Rodion Raskolnikow, ein verarmter Student aus Sankt Petersburg, muss zum Bestreiten seines Lebensunterhalts die wenigen Dinge verpfänden, die er noch besitzt. Langsam reift der Plan, die wucherische Pfandleiherin zu ermorden. Damit fühlt sich Raskolnikow auch im Recht, da er lediglich unwürdiges Leben auslöscht. Die Begegnung mit dem Trinker Marmeladow und seiner Tochter Sonja, die sich prosituieren muss, um zu überleben, sowie ein Brief seiner Mutter verfestigen seinen Plan…

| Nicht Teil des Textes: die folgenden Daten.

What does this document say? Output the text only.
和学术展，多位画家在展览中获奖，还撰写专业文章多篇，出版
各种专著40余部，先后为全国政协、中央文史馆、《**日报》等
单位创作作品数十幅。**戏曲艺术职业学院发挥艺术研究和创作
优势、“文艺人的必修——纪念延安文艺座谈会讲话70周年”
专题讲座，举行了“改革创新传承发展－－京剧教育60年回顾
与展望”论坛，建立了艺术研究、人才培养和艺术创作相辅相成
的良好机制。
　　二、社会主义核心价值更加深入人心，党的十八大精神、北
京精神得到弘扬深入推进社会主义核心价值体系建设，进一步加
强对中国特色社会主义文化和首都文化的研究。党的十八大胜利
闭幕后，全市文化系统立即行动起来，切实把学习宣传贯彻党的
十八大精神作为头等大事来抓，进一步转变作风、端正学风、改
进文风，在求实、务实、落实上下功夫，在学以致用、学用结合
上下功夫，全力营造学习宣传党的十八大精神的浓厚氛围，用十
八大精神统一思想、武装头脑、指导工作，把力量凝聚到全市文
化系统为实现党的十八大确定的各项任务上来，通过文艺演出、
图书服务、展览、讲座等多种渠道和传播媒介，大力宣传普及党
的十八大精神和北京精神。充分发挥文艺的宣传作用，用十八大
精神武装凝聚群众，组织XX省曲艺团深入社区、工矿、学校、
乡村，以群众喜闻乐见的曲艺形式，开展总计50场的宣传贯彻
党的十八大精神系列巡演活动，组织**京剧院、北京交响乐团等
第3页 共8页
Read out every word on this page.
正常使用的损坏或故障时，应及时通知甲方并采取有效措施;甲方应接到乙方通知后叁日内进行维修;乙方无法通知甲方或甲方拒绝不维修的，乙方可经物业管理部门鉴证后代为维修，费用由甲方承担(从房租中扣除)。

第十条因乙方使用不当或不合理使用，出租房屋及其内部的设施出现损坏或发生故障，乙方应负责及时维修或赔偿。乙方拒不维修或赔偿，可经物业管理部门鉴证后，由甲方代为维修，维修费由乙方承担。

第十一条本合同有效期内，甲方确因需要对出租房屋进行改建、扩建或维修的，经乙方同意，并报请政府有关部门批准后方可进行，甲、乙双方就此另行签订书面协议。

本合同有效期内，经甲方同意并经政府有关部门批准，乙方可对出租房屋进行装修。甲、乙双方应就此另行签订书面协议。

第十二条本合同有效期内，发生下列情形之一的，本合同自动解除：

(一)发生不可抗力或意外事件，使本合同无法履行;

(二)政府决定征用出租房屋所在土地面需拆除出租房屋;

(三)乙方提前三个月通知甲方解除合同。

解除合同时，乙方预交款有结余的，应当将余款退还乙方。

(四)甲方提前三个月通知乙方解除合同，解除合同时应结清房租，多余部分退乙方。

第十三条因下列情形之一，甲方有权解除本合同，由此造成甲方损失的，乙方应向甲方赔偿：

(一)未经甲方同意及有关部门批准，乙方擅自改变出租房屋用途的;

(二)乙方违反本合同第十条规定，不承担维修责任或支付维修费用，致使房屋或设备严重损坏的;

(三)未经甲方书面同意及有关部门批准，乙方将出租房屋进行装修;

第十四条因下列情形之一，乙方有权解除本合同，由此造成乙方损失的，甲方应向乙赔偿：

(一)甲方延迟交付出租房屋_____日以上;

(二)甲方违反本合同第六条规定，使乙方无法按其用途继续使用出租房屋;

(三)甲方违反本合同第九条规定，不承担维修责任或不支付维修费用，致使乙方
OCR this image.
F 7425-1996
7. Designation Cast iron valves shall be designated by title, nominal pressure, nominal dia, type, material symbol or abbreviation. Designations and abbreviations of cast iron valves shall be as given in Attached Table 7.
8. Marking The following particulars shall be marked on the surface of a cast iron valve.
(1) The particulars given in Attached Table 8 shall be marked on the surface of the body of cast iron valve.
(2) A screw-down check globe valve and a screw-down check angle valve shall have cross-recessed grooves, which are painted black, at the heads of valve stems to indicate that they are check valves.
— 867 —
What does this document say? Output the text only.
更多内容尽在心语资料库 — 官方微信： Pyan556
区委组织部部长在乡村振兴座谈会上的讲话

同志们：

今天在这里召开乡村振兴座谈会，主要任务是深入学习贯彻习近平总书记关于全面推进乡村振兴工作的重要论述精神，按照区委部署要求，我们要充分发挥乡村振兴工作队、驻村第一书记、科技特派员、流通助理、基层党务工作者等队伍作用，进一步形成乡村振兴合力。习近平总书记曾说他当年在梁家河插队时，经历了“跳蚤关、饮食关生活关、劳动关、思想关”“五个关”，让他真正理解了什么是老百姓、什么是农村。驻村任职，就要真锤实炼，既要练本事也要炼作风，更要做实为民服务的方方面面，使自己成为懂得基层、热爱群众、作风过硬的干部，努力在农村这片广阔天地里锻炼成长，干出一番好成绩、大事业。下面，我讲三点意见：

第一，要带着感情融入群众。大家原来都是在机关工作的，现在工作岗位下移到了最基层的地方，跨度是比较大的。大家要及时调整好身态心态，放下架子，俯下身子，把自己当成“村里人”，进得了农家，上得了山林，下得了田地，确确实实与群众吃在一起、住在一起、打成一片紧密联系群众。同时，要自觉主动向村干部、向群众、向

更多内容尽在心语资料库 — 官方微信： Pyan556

„Raskolnikow – Schuld und Sühne“ des russischen Autors Fjodor Dostojewski ist sein wohl größtes und bekanntestes Werk. 1960 entstand beim WDR ein Hörspiel zu der bekannten Vorlage, das der Audio Verlag nun aus den Archiven geholt und auf CD in den Handel gebracht hat. Die Umsetzung ist hier sehr schlicht, es werden keinerlei Musikstücke verwendet, und auch die Geräusche beschränken sich auf einige wenige Stellen, sind die absolute Ausnahme in der Handlung. Und gerade diese Reduziertheit führt zu einem sehr scharfen Ausdruck der Geschichte, zu einem analytischen und auf die Charaktere fokussierten Ausdruck. Der Aufbau dieser klassischen Geschichte vollzieht sich recht langsam, anfangs werden in großer Ausführlichkeit die Armut und das Leiden der Figuren dargestellt. Raskolnikow, der sich gerade so über Wasser halten kann und nicht einmal die Miete für seine winzige Wohnung zahlen kann, aber auch Marmeladow, der alles Geld seiner Familie versäuft, wird mit seinem Hintergrund in tiefschwarzen Farben dargestellt, besonders das Zusammentreffen mit seiner Familie ist ein eindrucksvoller Höhepunkt. Mit dem Mord an der Pfandleiherin beginnt dann der Kern der Handlung, Raskolnikow reagiert ganz anders auf seine Tat, als er vorher gedacht hätte, zergeht langsam aber sicher in seinen Schuldgefühlen, distanziert sich immer weiter von der Gesellschaft. Hinzu kommt später noch eine Gerichtsverhandlung, das fast schon ein psychologisches Drama ist und noch einmal eine Portion Kriminalistik mit einbezieht. Das alles ist in scharfen, treffenden Worten geschildert, die die Gefühlswelt des jungen Mannes sehr eindringlich schildern. Obwohl manche Monologe doch etwas lang geraten sind, kann eine gewisse Dynamik erzeugt werden, die ich im Laufe der Zeit immer weiter steigert. Wer klassische Literaturvertonungen mag, wird auch an diesem sehr reduzierten und punktierten Hörspiel seine Freude haben.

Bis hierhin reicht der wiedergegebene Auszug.